Larger-than-life English writer Samuel Johnson compiled his vast dictionary in the now three-century-old townhouse buried deep within the circuitous alleys of the City. It is now a museum with restored interiors and a collection of Johnson’s manuscripts as well as portraits of Johnson and his contemporaries.
The grand Victorian Gothic building, opened by Queen Victoria in 1882, sits on the Strand, a 10-minute walk from Rosewood London. Its majestic vaulted interiors, which are full of ornate oak decoration and house the Court of Appeal and High Court of Justice, are open to the public, as are the courtrooms themselves.
With more than 720 different species of animals the Zoological Society of London’s 14.6-hectare (36-acre) site at the top of Regent’s Park is one of the city’s most popular family attractions. Known as a progressive zoo, its exhibits include Animal Adventure (a new children’s zoo), Giants of the Galapagos, Butterfly Paradise, Meet the Monkeys, Rainforest Life, Gorilla Kingdom and the recently opened Tiger Territory, home to a pair of water-loving Sumatran tigers.

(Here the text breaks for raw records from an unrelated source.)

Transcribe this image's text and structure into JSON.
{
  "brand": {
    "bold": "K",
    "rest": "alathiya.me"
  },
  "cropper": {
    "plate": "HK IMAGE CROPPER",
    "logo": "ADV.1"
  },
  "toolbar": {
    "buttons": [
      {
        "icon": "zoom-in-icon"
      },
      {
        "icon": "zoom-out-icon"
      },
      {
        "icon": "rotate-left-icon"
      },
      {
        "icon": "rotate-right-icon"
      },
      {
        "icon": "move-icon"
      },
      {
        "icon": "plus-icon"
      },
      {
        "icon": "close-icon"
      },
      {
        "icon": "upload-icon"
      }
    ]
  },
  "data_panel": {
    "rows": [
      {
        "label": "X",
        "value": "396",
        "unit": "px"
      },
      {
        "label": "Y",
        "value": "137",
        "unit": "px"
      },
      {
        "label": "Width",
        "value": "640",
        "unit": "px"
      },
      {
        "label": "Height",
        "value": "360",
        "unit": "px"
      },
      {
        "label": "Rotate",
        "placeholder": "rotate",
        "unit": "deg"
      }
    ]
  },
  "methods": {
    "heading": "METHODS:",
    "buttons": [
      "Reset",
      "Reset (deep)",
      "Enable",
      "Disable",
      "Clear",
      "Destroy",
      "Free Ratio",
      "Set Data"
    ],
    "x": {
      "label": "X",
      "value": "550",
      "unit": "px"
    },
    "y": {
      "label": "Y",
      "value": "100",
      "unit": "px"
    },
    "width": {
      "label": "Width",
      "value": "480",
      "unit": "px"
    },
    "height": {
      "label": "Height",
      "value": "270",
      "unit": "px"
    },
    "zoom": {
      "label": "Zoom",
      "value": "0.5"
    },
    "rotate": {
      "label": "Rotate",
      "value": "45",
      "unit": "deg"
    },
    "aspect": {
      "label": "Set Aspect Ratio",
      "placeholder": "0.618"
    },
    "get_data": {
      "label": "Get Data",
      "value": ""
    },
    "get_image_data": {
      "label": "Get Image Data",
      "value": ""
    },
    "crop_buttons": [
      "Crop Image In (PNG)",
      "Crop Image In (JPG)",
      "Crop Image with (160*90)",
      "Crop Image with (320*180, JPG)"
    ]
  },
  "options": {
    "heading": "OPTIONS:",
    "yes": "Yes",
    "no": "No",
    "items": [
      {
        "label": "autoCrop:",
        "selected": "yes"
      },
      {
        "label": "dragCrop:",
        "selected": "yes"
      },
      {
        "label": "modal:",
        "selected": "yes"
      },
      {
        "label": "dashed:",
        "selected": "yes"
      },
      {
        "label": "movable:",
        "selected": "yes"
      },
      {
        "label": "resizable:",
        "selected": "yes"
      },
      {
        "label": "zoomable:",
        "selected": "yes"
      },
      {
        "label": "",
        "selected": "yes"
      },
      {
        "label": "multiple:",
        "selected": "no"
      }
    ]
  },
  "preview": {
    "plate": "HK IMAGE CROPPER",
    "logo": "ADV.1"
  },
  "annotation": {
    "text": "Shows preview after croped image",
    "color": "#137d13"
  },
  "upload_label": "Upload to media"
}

A stone’s throw from Kensington Palace on the south side of Hyde Park, the road offers a wealth of options, from the Science Museum’s interactive displays and the Natural History Museum’s inspirational exhibits to the eclectic Victoria and Albert Museum, where modern ballgowns share space with 18th century British crafts as well as a range of items from across the globe.
One of the world’s greatest toy stores, Hamleys is spread across seven stories and 5,000 square metres, filled to the brim with plush toys, games, puzzles and much more. Established in 1760, the original site – no longer in use – was just a few steps from Rosewood London in High Holborn.
Horse Riding in Hyde Park
There is no better way to see Central London’s best-known park than from atop a noble steed. Both group and private rides are available seven days a week from stables north of Hyde Park. Suitable for all abilities, the leafy rides are guided and offered to adults and children over the age of five.
A Trip to the Theatre
London’s world-renowned dramatic spectaculars are not just for adults. A host of plays and musicals catered to the whole family are presented across the theatre district year-round, from the timeless elegance of The Lion King to quirkier shows with shorter runs, such as Matilda the Musical and Charlie and The Chocolate Factory.
A View From Above
There is nothing quite like getting a new perspective on the sprawling city. The South Bank’s non-stop rotating London Eye provides a view toward the Houses of Parliament and surrounding buildings, but for a truly panoramic view, private helicopter tours cannot be beaten. They not only climb higher, but also traverse the capital, offering views unavailable any other way. Rosewood London’s concierge can assist with booking this unique way of exploring London.
A View From Below
The Thames has always been the lifeblood of London, and a boat trip down the river’s centre offers a glimpse of both the city’s past and present. Buildings that look ordinary from the ground take on new significance from the water, and even the water itself seems to have a life of its own. Journeys can be short or long, fast or slow: Rosewood London’s concierge is happy to advise about all the options.
This south-east London district is home to the recently refurbished Cutty Sark, a majestic clipper ship, the Greenwich Meridian – longitude degree zero – as well as to the Royal Observatory and the former Royal Naval College, whose stately confines have been named a UNESCO World Heritage Site and now houses the National Maritime Museum.